Research Paper Volume 10, Issue 4 pp 532—548
A net-shaped multicellular formation facilitates the maturation of hPSC-derived cardiomyocytes through mechanical and electrophysiological stimuli
- 1 Beijing Laboratory for Cardiovascular Precision Medicine, The Key Laboratory of Remodeling-Related Cardiovascular Disease, Ministry of Education, Beijing Collaborative Innovation Center for Cardiovascular Disorders, Anzhen Hospital, Capital Medical University, Beijing 100029, China
- 2 Beijing Institute of Heart, Lung and Blood Vessel Diseases, Beijing 100029, China
- 3 Department of Biomedical Engineering, School of Medicine, Tsinghua University, Beijing 100084, China
- 4 Center for Biomedical Imaging Research, Tsinghua University, Beijing 100084, China
Received: February 4, 2020 Accepted: April 9, 2018 Published: April 14, 2018
https://doi.org/10.18632/aging.101411How to Cite
Abstract
The use of human-induced pluripotent stem cell-derived cardiomyocytes (hiPSC-CMs) is limited in drug discovery and cardiac disease mechanism studies due to cell immaturity. Although many approaches have been reported to improve the maturation of hiPSC-CMs, the elucidation of the process of maturation is crucial. We applied a small-molecule-based differentiation method to generate cardiomyocytes (CMs) with multiple aggregation forms. The motion analysis revealed significant physical differences in the differently shaped CMs, and the net-shaped CMs had larger motion amplitudes and faster velocities than the sheet-shaped CMs.
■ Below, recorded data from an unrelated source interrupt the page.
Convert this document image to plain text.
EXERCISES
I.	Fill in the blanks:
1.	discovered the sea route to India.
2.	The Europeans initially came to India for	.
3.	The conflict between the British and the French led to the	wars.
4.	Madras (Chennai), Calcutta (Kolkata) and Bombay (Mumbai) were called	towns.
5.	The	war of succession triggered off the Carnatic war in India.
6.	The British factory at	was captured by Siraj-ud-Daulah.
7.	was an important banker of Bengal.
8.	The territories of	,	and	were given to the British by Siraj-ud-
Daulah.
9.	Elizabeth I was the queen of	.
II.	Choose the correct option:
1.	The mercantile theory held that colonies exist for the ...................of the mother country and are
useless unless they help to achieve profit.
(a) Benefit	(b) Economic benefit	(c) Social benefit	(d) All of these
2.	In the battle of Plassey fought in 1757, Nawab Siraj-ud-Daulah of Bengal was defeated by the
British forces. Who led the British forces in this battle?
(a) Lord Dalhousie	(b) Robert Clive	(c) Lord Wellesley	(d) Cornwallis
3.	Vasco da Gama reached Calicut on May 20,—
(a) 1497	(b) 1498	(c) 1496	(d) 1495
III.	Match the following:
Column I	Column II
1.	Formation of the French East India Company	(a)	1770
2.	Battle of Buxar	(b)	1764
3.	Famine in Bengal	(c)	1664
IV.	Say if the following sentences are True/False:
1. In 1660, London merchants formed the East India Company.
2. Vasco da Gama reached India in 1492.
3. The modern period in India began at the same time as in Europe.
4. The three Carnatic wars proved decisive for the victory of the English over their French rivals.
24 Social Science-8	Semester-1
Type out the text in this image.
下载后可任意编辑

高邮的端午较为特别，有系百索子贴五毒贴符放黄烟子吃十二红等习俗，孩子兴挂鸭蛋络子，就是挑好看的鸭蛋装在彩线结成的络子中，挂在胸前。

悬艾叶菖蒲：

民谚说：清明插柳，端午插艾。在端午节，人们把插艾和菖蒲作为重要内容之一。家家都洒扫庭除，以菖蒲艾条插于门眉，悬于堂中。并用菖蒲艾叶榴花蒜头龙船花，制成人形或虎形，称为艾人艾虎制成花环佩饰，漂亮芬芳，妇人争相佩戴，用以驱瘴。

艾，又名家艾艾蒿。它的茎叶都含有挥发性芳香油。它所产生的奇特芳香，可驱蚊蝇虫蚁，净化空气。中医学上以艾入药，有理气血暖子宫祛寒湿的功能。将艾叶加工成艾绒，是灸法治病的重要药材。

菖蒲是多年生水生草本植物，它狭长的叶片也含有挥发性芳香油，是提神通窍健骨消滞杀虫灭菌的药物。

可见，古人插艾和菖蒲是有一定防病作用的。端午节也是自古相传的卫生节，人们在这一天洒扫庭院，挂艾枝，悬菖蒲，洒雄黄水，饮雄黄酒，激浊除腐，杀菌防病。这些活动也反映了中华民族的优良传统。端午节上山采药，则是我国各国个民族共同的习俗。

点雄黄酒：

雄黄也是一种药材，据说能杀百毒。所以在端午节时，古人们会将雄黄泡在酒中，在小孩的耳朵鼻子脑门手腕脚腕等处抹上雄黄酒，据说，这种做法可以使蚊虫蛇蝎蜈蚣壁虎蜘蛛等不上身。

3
The net-shaped CMs displayed accelerated maturation at the transcriptional level and were more similar to CMs with a prolonged culture time (30 days) than to sheet-d15. Ion channel genes and gap junction proteins were up-regulated in net-shaped CMs, indicating that robust contraction was coupled with enhanced ion channel and connexin expression. The net-shaped CMs also displayed improved myofibril ultrastructure under transmission electron microscopy. In conclusion, different multicellular hPSC-CM structures, such as the net-shaped pattern, are formed using the conditioned induction method, providing a useful tool to improve cardiac maturation.
Abbreviations
CM: cardiomyocyte; hiPSC: human induced-pluripotent stem cell; HCM: hypertrophic cardiomyopathy; DCM: dilated cardiomyopathy; LQT: long QT syndrome; cTnI: cardiac troponin I; cTnT: cardiac troponin T; CX43: connexin-43; DAPI: 4,6-diamidino-2-phenylindole; qRT-PCR: quantitative real-time polymerase chain reaction; MHMA: maximum horizontal motion amplitude; MLMA: maximum longitudinal motion amplitude; MV: maximum velocity; MHV: maximum horizontal velocity; MLV: maximum longitudinal velocity; LRRC39: leucine-rich repeat-containing protein 39; SEARCA2: sarco/endoplasmic reticulum Ca2+ ATPase RYR2: ryanodine receptor 2; ECM: extracellular matrix; EDTA: ethylenediaminetetraacetic acid; GFP: green fluorescent protein; BSA: bovine serum albumin; PBS: phosphate-buffered saline.